Zaten aynı iktidar içerisinde bakandan bakana değişen uygulamalar, içeriği zayıflamış eğitim tarzı, diplomalı işsizler yaratmak adına temelsiz gökdelenler inşa ediyor. Sınav sistemi içerisine hapsolmuş, seçenekler arasına sıkışmış, kopya ve şaibe bulaşmış eğitim anlayışı bir yanda, geçim sıkıntısı ile geleceği yaratmak arasında debelenen, öğretmen açığına inat, mevcut öğretmenini atamayan, sözleşmeli eğitim kadrosu yaratan bir zihniyet Türkiye’ye musallat oldu.
Ve bugün eğitimdeki çoktan seçmeli zihniyete yakışır bir isimde kamuoyunun önüne getirilen 4 + 4 + 4, yani parçalı eğitim meclis gündemine geliyor. İktidar bunu zorunlu eğitimi 12 yıla çıkarmak olarak sunsa da, dördüncü sınıftan sonra çocukların Tevhid-i Tedrisat’ın dışına çıkma riski, yani eğitimde birliğin yıkılması sonuçlarını doğuracağı çok açık.
İşte bu nedenle Eğitim-İş meydanlarda ve Türkiye genelinde iş bırakma eylemi yapıyor. Eğitim ordusu topladığı dilekçeleri meclise sunuyor. Çünkü mecliste bugün eğitimi yeniden şekillendirecek kanun teklifinin görüşmeleri başlıyor.

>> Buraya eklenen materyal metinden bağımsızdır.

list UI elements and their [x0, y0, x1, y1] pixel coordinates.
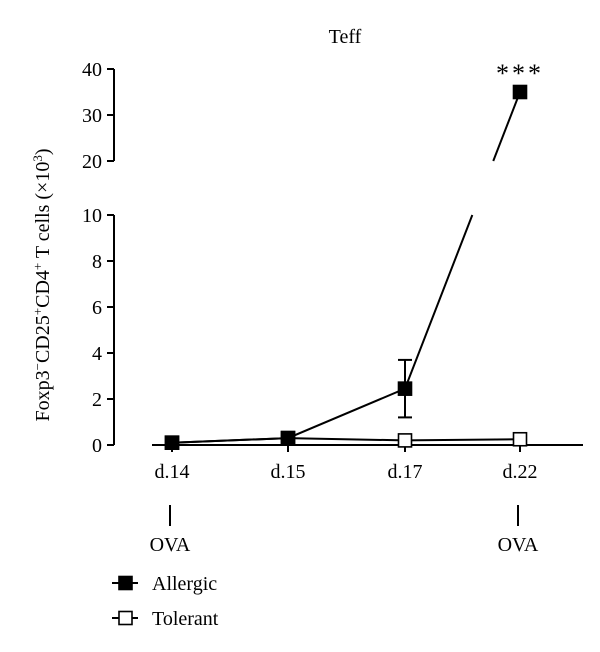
ylabel-part-tcells: T cells (×10 — [32, 162, 54, 263]
x-tick-label: d.15 — [271, 461, 306, 483]
data-point-allergic — [280, 430, 296, 446]
ylabel-part-foxp3: Foxp3 — [32, 370, 54, 421]
ylabel-part-cd25: CD25 — [32, 315, 54, 363]
y-tick-label-lower: 4 — [92, 343, 102, 365]
x-tick-label: d.14 — [155, 461, 190, 483]
data-point-allergic — [397, 381, 413, 396]
y-axis-label: Foxp3−CD25+CD4+ T cells (×103) — [30, 148, 55, 421]
legend-label-allergic: Allergic — [152, 573, 217, 595]
ylabel-sup-exponent: 3 — [30, 155, 45, 162]
ova-marker-label: OVA — [498, 534, 539, 556]
y-tick-label-upper: 30 — [82, 105, 102, 127]
data-point-allergic — [164, 435, 180, 451]
ylabel-part-close: ) — [32, 148, 54, 155]
ylabel-sup-plus-2: + — [30, 263, 45, 270]
ylabel-part-cd4: CD4 — [32, 270, 54, 308]
legend-marker-allergic — [118, 575, 133, 591]
y-tick-label-lower: 8 — [92, 251, 102, 273]
y-tick-label-upper: 40 — [82, 59, 102, 81]
data-point-allergic — [512, 84, 528, 100]
y-tick-label-lower: 0 — [92, 435, 102, 457]
ova-marker-label: OVA — [150, 534, 191, 556]
data-point-tolerant — [512, 431, 528, 447]
ylabel-sup-minus: − — [30, 363, 45, 370]
chart-title: Teff — [329, 26, 362, 48]
x-tick-label: d.17 — [388, 461, 423, 483]
series-line-allergic — [171, 91, 521, 444]
y-tick-label-lower: 6 — [92, 297, 102, 319]
data-point-tolerant — [397, 433, 413, 448]
ylabel-sup-plus-1: + — [30, 308, 45, 315]
legend-marker-tolerant — [118, 610, 133, 626]
y-tick-label-lower: 10 — [82, 205, 102, 227]
legend-label-tolerant: Tolerant — [152, 608, 219, 630]
x-tick-label: d.22 — [503, 461, 538, 483]
y-tick-label-upper: 20 — [82, 151, 102, 173]
significance-annotation: *** — [496, 59, 544, 88]
y-tick-label-lower: 2 — [92, 389, 102, 411]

Bu nedenle ana muhalefet partisi grup toplantısını Tandoğan Meydanı’na çekerken, komisyonda yaşananları da kapsayan bir çerçevede zihniyeti halka şikâyet ediyor. İşte tam da bu aşamada iktidar partisi bu işten çok rahatsız oldu. Meseleyi TBMM’de çözmek gereğine işaret ediyor. Bu uygulamanın tüzüğe aykırı olduğunu iddia ediyor. Ama Meclis Başkanlığı böyle bir aykırılık olmadığını açıkladı. Partilerin grup toplantılarını istedikleri yerde yapabileceğini ifade etti. Peki iktidar Tandoğan’dan neden rahatsız?
Çünkü biliyorlar ki, bu dalga yayılırsa Cumhuriyet Mitingleri geri gelebilir. Hani o bindirilmiş kıtalar diye nitelendirdikleri, ama kadın, çocuk, genç, erkek herkesin bir bayram havasında ülkesi ile ilgili kaygılarını dile getirdiği, tek bir kişinin bile burnunun kanamadığı toplantılar.
İşte en çok bundan korkuyorlar. Ne eğitim ile ilgili çekinceler umurlarında, ne de insanların kanun teklifini protesto etmesi… Onların dertleri, tekrar insanların meydanlara dökülmesi… Peki neden bu hassasiyet? Çünkü bugün geleceğe yönelik en önemli kırılma noktası. Zira bugün, her aileden 3 çocuk istenen ülkede, nasıl bir insan kaynağının oluşacağının karar günü.
Peki meydana çıkan ana muhalefet bu işten sonuç alamazsa ne olur? Eğitim birliğinin yıkılması, geleceğe vurulacak en büyük darbedir. O zaman siyasete düşen de sine-i millete dönmek ve köy köy Türkiye’de yaşananları anlatmaktır. Çünkü bir ülkenin geleceği ve çocuklar, koltuktan daha değerlidir.